Dice Giró que “ser pijo es una manera de estar en el mundo, no es una cuestión de estilo, es un destino”. Así los pijos no nacen en hospitales, sino en clínicas, son ricos o muy ricos, hablan exagerando las adjetivaciones, “siempre visten como si tuvieran un pie en la oficina y otro en el campo de golf, la pista de tenis o la cubierta del barco”, no se avergüenzan de ser incultos (si son chicas y de provincias, sus papás las mandan a estudiar a la capital), sus principales delitos están relacionados con la imprudencia en el manejo de armas de fuego y en la evasión fiscal, son tirando a maleducados (el autor sólo ha conocido tres o cuatro que no lo sean), les excita la aristocracia, viajan mucho y tienden a ser más de beber que de comer.


En todo caso, hay algo imposible: ser pijo y homosexual (o al menos eso dice Giró, aunque nos permitimos ponerlo en duda) y tampoco es concebible un feminismo pijo.


Desde el punto de vista político, “los pijos catalanes siempre están a punto de convertirse en pijos independentistas, de hecho, lo desean; pero claro, no les gusta la clandestinidad”. Pese a ello, prefieren hablar en castellano y sólo lo hacían en catalán con Jordi Pujol.
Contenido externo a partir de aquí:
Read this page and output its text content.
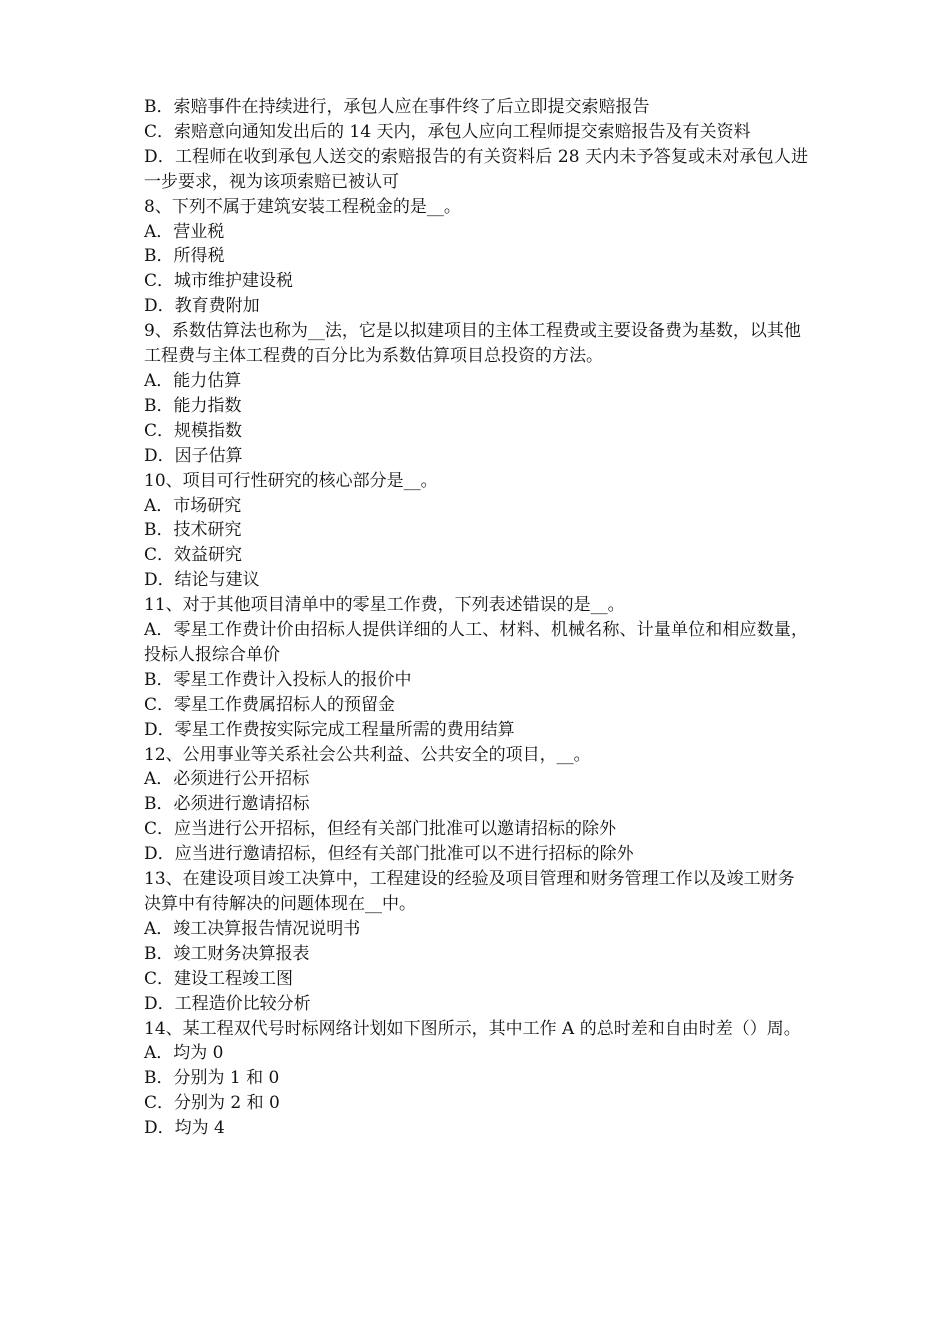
B．索赔事件在持续进行，承包人应在事件终了后立即提交索赔报告

C．索赔意向通知发出后的 14 天内，承包人应向工程师提交索赔报告及有关资料

D．工程师在收到承包人送交的索赔报告的有关资料后 28 天内未予答复或未对承包人进一步要求，视为该项索赔已被认可

8、下列不属于建筑安装工程税金的是__。

A．营业税

B．所得税

C．城市维护建设税

D．教育费附加

9、系数估算法也称为__法，它是以拟建项目的主体工程费或主要设备费为基数，以其他工程费与主体工程费的百分比为系数估算项目总投资的方法。

A．能力估算

B．能力指数

C．规模指数

D．因子估算

10、项目可行性研究的核心部分是__。

A．市场研究

B．技术研究

C．效益研究

D．结论与建议

11、对于其他项目清单中的零星工作费，下列表述错误的是__。

A．零星工作费计价由招标人提供详细的人工、材料、机械名称、计量单位和相应数量，投标人报综合单价

B．零星工作费计入投标人的报价中

C．零星工作费属招标人的预留金

D．零星工作费按实际完成工程量所需的费用结算

12、公用事业等关系社会公共利益、公共安全的项目，__。

A．必须进行公开招标

B．必须进行邀请招标

C．应当进行公开招标，但经有关部门批准可以邀请招标的除外

D．应当进行邀请招标，但经有关部门批准可以不进行招标的除外

13、在建设项目竣工决算中，工程建设的经验及项目管理和财务管理工作以及竣工财务决算中有待解决的问题体现在__中。

A．竣工决算报告情况说明书

B．竣工财务决算报表

C．建设工程竣工图

D．工程造价比较分析

14、某工程双代号时标网络计划如下图所示，其中工作 A 的总时差和自由时差（）周。

A．均为 0

B．分别为 1 和 0

C．分别为 2 和 0

D．均为 4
Claro que son independentistas porque intuyen en ello una posibilidad de negocio, aunque los que se consideran pijos auténticos no son independentistas porque prefieren ser “cosmopolitas”.


También se refiere a los pijos socialistas, sobre todo a los que hubo en los años noventa, como “resultado de una alquimia que combinaba el cristianismo troncho del Ballarín y la mística de los hermanos Vila de Abadal con la fórmula integrada de gurús francamente simpáticos, unos más famosos (de Ventós, Bohigas, Riviere...), otros más austeros (Campmany, Mata, González Casanova..) y todo el aderezo posible en forma de diseño, edición, periodismo y performance forjado años atrás en la calle Tuset, Eina, de forma más canalla en la Massana o directamente en Manhattan”. Pero no faltan los eclécticos que dicen: “Yo, cariño, estoy del lado de los políticos que hacen bien las cosas, no soy ni de los unos, ni de los otros ¿sabes?”.


La gran desgracia de los pijos es que “follan entre ellos por compromiso y mal” practicando un sexo heteropatriarcal en el que los roles de hombre y mujer están perfectamente establecidos y son inmutables, aunque el desinterés de los dos miembros de la pareja garantiza “el equilibrio perfecto del matrimonio” en el que la mejor virtud de la esposa es siempre la dote.


Giró dedica las páginas finales a los nuevos ricos, a los que preconiza como los pijos del futuro y detalla las formas más frecuentes que tienen de morir. Una de las más elevadas en porcentaje, la edad -¡entre 90 y 110 años!-, lo que nos hace desear secretamente convertirnos algún día en pijos, como lo era aquel inolvidable Tito B. Diagonal.